The ombud is also pushing for the office to become structurally independent from Sars.

“The office must be, and be seen to be, independent of Sars,” he said. “Unfortunately, as things stand, there is a dependence on Sars for supporting governance, fiduciary and administrative functions. This hampers its work and compromises its reputation. It is because of this lack of structural independence that the International Association of Ombuds does not admit the office as a member.”

Major Sars “failings” singled out by the ombud, based on complaints, include:

  • Sars issuing duplicate income tax numbers under one identity number. “This adversely impacts on the affected taxpayers, particularly those who are waiting for their severance pay or lump sum payout, as their employers experience difficulties in applying for a directive. The Sars system should be able to detect when there is already an issued tax reference number for the applicant ID, thus automatically declining any application related to the affected ID number.”
  • Sars levying administrative penalties on taxpayers who are not required to submit income tax returns as they are earning below the set threshold. “The office has received a number of complaints about this from various taxpayers, indicating that the matter is serious and systemic.

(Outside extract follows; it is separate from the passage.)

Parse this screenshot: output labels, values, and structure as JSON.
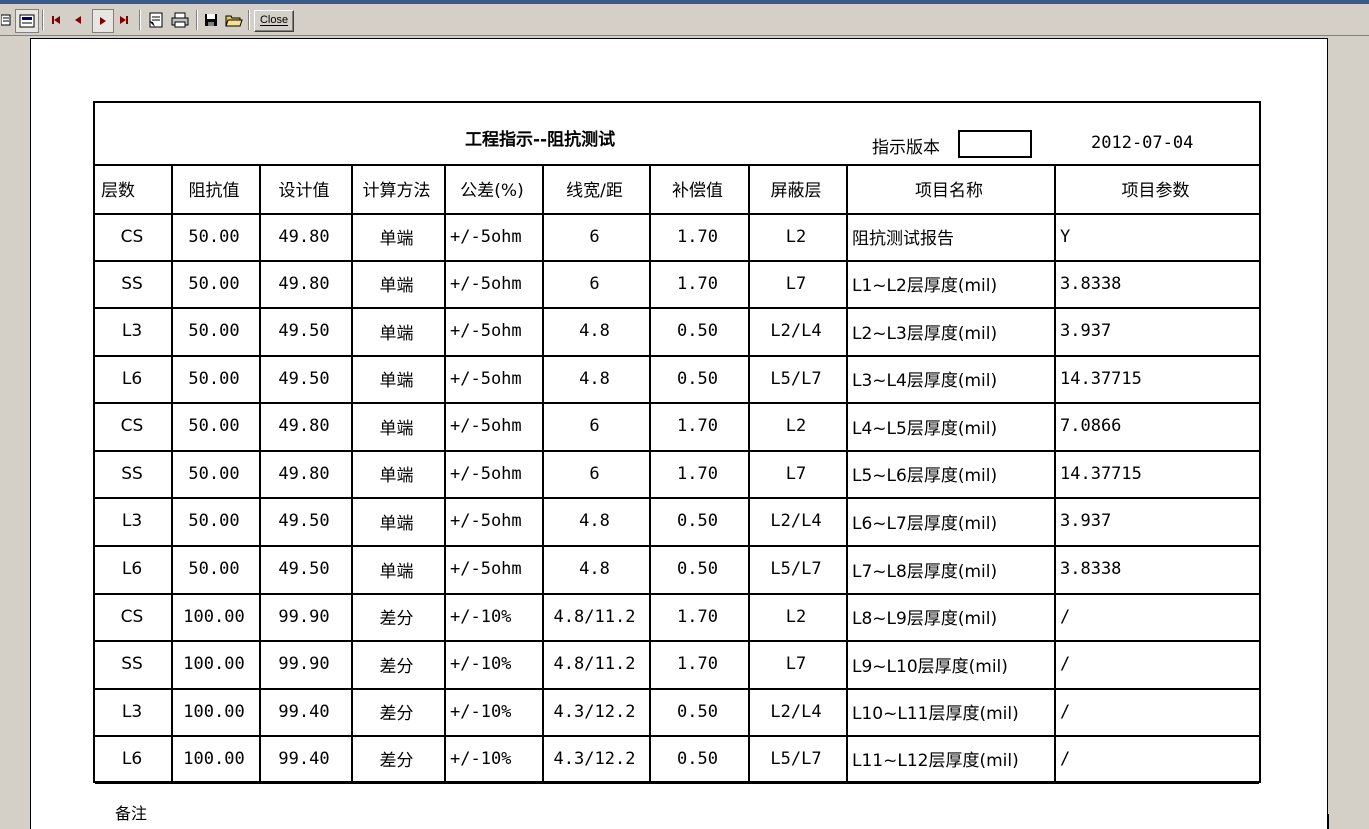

It is unfair to expect these taxpayers to follow the remission or objection processes in order for Sars to remit these unwarranted administrative penalties.”
  • Sars holding taxpayers who were victims of identity theft liable for the tax debt of other people fraudulently using their ID number, “even in instances where Sars was aware of the alleged fraud and was investigating”.
  • Sars requesting information during the audit, verification or objection process and then taking decisions without taking the information submitted by the taxpayer into account.